Le camp d'entraînement officiel commence jeudi avec les tests physiques.

Ryan Poehling patine durant un match contre les Maple Leafs.

Ryan Poehling

Photo : Getty Images / Minas Panagiotakis

Alexandre Gascon

Le camp des recrues maintenant terminé, place aux choses sérieuses chez le Canadien.

L’entraîneur du Rocket vient de clore son camp d’entraînement réservé aux jeunes espoirs de l’organisation. Un camp en accéléré, étalé sur une période de cinq jours, qui comprend deux entraînements et trois matchs.

Rien n’a été laissé au hasard. Pendant les entraînements, son sempiternel casque CCM rouge vissé sur la tête, Joël Bouchard prodigue ses conseils et maintient un niveau d’intensité élevé.

Le camp des recrues, au fil des ans, a perdu son petit côté folklorique. Au cours du week-end à Belleville, Bouchard est même allé jusqu’à escorter gentiment des journalistes flâneurs hors du vestiaire pour amorcer séance tenante sa réunion avec les spécialistes du désavantage numérique. Pas de temps à perdre.

Mardi, Bouchard s’est présenté devant les médias quelques minutes après que sa troupe, privée de ses meilleurs éléments, venait de signer une victoire de 7-3 contre une équipe constituée des meilleurs joueurs universitaires de la province.
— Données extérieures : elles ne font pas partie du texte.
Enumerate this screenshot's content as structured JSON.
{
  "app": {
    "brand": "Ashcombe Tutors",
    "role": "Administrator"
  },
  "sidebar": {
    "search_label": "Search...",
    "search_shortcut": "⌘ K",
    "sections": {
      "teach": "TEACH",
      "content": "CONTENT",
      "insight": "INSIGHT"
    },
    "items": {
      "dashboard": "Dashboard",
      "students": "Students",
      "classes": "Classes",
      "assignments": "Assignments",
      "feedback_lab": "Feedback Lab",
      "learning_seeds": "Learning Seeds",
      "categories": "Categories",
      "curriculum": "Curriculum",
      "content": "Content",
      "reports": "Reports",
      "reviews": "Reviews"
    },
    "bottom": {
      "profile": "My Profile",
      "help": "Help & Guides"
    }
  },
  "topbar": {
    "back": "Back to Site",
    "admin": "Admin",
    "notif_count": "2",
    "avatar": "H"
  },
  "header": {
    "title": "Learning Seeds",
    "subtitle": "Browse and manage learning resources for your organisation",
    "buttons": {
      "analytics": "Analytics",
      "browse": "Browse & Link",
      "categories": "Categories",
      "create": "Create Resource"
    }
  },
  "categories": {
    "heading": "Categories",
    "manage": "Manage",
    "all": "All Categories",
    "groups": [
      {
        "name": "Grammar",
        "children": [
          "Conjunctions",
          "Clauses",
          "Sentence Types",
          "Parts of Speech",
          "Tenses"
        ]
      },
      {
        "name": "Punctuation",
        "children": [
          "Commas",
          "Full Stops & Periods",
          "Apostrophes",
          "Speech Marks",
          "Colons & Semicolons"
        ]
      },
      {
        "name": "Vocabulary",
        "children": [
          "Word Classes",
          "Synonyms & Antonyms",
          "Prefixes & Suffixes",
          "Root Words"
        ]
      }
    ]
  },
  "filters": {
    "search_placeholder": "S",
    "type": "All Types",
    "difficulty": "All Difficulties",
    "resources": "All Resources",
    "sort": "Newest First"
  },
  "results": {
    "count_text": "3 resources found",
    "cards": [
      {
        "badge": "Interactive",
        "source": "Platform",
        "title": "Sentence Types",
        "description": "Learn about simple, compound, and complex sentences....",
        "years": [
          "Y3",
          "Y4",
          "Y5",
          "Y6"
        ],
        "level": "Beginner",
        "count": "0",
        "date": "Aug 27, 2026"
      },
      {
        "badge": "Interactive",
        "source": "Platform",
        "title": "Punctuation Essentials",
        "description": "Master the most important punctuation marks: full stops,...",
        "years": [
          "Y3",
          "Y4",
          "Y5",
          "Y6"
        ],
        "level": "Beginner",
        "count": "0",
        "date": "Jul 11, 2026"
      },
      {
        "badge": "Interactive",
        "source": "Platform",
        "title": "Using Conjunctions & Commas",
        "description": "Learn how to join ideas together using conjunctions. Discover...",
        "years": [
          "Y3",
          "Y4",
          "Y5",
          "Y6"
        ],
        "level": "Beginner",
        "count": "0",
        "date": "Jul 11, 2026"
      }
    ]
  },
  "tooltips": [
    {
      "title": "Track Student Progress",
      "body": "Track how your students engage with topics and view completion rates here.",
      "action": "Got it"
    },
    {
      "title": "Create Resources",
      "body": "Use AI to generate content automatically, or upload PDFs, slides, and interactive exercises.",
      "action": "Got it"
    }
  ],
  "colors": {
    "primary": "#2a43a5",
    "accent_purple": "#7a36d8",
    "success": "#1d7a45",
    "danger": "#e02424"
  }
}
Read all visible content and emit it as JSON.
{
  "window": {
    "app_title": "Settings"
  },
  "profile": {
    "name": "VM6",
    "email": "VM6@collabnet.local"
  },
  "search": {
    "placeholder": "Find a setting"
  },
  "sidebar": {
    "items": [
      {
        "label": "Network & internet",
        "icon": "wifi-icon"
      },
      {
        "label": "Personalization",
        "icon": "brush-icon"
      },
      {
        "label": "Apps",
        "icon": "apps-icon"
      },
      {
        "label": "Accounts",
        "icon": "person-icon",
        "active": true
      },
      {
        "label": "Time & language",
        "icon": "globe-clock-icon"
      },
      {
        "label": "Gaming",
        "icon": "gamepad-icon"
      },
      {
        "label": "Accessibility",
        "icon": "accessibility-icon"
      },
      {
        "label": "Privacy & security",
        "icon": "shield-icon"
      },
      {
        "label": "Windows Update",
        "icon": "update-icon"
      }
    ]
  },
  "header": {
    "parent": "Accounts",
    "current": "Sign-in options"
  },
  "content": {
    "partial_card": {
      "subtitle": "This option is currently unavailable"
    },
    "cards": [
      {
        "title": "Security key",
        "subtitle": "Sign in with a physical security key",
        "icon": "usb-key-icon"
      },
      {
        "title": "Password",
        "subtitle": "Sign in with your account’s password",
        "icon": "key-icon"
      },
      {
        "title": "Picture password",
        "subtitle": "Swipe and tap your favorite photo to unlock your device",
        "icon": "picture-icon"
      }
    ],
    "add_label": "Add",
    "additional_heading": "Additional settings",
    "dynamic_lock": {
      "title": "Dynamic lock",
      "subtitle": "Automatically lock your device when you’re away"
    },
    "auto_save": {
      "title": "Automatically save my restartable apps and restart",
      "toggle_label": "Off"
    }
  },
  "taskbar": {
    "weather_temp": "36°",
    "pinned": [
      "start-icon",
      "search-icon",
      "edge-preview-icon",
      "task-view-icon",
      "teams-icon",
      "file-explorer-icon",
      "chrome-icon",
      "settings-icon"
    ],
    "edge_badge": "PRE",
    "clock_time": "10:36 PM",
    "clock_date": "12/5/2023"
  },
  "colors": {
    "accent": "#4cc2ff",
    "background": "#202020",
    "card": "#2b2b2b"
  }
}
Ce match, comme toutes les autres séances des derniers jours, lui a fourni des informations précieuses.

Chaque fois que tu as la chance de côtoyer de jeunes joueurs de hockey, que ce soit des entraînements, des séances vidéo, sur la glace ou en tête à tête, c’est toujours très enrichissant. On apprend à les connaître. C’est ça le but cette semaine.

Joël Bouchard

Il passe ensuite de longues minutes à vanter les mérites de l’un et de l’autre. À répéter qu’un joueur de hockey grandit dans les échecs, dans les revers, dans l’adversité. Autrement dit, qu’il doit se retrousser les manches lorsqu’il se fait retrancher de quelque équipe que ce soit.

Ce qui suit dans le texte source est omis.